«Il Cavaliere è stato più efficace del Professore»

da Milano

Nel faccia a faccia tv di lunedì Berlusconi è stato «più credibile» e «più esaustivo nelle sue risposte», mentre Prodi è stato «generico e idealistico», e alla fine il messaggio del premier è stato più penetrante. Lo sostiene l’analisi realizzata da Ferrari-Nasi&Grisantelli e Canale Tre e condotta attraverso un gruppo di ascolto composto da otto professionisti del settore della comunicazione, di età compresa tra i 30 e i 50 anni, equamente diviso per sesso e appartenenza politica.
Durante il dibattito sono stati assegnati dei punteggi ad alcuni aspetti relativi al messaggio televisivo. I criteri sui quali è stata basata la rilevazione sono stati l’esaustività delle risposte, l’approccio più o meno propositivo o critico, l’orientamento idealistico o programmatico della trattazione, la credibilità del candidato premier, la sicurezza nel trattare gli argomenti e l’immediatezza delle risposte. Dalla prima analisi emerge appunto che l’esaustività di Berlusconi è stata pari a 59/100 contro i 30/100 di Prodi. In credibilità a Berlusconi è stato assegnato 60/100 contro i 53/100 di Prodi, che invece ha «battuto» il presidente del Consiglio in «genericità delle risposte» (70/100 a Prodi e 41/100 per Berlusconi) e in «idealismo» (64/100 per Prodi contro il 50/100 di Berlusconi).
Durante il confronto tv sono stati monitorizzati anche alcuni aspetti relativi all’atteggiamento dei due leader politici davanti alle telecamere, al loro timbro di voce, le eventuali inflessioni dialettali, la gestualità.
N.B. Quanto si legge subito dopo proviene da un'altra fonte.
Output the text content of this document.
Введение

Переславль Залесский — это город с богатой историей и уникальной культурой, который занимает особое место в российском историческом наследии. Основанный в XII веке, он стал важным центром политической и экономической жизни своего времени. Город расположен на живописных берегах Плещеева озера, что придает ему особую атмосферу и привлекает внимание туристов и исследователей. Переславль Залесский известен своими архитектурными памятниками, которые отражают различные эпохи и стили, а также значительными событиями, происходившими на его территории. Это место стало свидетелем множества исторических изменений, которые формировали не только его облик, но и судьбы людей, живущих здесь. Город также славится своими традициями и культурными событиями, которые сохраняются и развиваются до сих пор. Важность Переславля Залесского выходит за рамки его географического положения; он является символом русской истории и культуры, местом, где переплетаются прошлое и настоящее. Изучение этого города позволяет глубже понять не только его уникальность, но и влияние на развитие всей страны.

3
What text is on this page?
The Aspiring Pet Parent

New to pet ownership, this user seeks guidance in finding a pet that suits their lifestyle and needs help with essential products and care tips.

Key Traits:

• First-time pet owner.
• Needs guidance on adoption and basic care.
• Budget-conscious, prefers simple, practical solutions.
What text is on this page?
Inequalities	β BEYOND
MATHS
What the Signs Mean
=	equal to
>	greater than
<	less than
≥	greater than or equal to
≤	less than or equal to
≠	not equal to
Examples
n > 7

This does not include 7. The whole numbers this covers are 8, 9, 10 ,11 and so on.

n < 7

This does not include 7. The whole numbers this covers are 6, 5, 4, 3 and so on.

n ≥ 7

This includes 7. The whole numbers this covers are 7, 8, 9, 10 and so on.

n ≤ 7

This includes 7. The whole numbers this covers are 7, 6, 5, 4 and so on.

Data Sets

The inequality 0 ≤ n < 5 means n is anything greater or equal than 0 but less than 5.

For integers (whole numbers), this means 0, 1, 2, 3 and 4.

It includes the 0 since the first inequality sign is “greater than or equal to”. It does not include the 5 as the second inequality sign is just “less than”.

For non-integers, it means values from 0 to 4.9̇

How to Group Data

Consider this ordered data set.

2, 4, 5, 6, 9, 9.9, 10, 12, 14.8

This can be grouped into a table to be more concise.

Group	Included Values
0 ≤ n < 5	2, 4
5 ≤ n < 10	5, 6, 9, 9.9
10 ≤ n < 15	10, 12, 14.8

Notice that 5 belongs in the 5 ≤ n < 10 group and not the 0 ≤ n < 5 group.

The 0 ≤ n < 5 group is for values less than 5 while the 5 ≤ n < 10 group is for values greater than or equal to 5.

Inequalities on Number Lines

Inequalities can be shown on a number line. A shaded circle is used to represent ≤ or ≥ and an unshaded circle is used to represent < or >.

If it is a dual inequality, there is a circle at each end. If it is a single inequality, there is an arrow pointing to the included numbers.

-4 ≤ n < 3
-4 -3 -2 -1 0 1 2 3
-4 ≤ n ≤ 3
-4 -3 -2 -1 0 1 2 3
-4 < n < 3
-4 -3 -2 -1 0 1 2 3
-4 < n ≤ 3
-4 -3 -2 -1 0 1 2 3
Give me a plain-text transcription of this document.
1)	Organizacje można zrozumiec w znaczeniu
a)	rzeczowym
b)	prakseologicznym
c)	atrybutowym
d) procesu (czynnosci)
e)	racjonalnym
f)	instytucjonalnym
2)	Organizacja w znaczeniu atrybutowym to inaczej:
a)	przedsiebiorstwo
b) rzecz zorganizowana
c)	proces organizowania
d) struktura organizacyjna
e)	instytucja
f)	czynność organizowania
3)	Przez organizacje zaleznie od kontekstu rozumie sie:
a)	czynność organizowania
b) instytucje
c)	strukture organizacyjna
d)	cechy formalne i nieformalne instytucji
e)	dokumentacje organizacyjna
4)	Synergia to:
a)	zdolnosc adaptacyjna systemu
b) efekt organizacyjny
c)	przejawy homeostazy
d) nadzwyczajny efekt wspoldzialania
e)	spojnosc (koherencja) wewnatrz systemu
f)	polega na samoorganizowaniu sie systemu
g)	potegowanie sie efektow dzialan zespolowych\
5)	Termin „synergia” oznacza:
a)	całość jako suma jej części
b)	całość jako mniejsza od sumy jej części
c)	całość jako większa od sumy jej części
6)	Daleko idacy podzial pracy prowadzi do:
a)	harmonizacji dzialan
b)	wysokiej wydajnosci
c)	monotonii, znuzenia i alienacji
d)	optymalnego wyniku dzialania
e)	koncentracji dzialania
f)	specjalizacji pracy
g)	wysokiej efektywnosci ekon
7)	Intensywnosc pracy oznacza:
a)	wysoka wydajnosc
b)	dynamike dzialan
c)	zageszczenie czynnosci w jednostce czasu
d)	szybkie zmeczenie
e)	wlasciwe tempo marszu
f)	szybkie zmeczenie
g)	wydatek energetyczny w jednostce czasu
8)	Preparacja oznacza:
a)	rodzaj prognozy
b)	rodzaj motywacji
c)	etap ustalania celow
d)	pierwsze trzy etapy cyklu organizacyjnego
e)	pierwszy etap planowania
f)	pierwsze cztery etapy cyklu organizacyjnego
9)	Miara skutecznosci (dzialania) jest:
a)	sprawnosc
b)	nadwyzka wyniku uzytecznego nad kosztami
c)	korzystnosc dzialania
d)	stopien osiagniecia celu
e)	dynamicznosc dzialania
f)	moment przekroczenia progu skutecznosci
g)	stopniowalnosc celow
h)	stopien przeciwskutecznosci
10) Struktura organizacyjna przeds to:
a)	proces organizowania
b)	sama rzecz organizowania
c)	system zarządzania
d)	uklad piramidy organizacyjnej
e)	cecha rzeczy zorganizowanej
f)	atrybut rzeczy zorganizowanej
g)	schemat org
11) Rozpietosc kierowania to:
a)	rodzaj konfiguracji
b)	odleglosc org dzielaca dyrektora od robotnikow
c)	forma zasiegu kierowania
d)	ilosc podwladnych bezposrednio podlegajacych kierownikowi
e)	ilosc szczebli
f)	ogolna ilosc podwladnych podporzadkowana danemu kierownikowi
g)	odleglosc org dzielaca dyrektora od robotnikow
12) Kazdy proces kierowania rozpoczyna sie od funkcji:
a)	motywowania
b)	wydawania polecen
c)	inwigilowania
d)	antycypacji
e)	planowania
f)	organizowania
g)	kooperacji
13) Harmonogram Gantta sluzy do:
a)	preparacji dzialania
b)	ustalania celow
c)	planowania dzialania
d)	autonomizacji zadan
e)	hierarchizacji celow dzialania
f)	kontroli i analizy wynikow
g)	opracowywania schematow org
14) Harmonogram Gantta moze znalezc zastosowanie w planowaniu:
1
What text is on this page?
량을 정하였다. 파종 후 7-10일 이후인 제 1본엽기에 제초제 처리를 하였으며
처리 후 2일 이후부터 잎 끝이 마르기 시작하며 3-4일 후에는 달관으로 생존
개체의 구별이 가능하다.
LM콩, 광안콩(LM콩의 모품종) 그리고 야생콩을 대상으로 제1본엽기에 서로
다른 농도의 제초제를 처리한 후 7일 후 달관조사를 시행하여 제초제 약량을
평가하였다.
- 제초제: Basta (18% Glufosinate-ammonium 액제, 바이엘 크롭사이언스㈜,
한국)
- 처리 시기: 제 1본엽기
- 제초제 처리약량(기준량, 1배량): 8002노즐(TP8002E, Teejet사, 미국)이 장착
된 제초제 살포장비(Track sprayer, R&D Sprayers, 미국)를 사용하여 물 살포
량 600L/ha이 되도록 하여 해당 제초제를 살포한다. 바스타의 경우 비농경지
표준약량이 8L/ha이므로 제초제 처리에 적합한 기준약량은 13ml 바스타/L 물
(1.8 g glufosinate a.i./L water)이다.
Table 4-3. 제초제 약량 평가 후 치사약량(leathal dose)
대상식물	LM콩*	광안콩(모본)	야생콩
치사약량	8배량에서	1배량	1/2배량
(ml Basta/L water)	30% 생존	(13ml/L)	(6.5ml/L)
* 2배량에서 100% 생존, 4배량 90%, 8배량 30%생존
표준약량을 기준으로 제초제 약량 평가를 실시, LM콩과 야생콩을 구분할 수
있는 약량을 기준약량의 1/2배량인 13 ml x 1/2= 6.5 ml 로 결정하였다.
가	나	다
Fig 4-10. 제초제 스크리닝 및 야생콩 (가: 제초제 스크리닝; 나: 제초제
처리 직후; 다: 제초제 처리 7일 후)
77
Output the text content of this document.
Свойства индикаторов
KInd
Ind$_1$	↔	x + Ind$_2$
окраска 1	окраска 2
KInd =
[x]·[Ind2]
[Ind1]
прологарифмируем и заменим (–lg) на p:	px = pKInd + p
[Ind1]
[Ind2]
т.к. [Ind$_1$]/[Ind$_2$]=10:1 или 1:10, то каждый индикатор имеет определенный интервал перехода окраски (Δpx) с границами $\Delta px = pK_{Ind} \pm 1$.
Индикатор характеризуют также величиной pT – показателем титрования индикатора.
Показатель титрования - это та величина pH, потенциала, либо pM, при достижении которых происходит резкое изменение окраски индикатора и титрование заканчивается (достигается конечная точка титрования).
Secondo la rilevazione il leader dell’Unione Romano Prodi è risultato «monotono», cioè con un tono della voce non modulato e con una gestualità più accentuata di quella del premier, anche se il Professore è risultato più sorridente e più rassicurante di Berlusconi. Per quanto riguarda le espressioni più ricorrenti, quelle di Prodi sono state «tasse» (22 volte) e «euro» (19 volte), mentre Berlusconi ha citato 20 volte la parola «governo», 15 la parola «risparmio» e 12 volte il termine «comunisti». Una sostanziale par condicio tra i duellanti si è avuta con le parola «famiglia» e «conti pubblici».
Alla fine però il messaggio del premier ha avuto una maggiore capacità di penetrazione rispetto alle parole del Professore. Berlusconi, secondo la rilevazione, ha «influenzato» gli italiani più del Professore.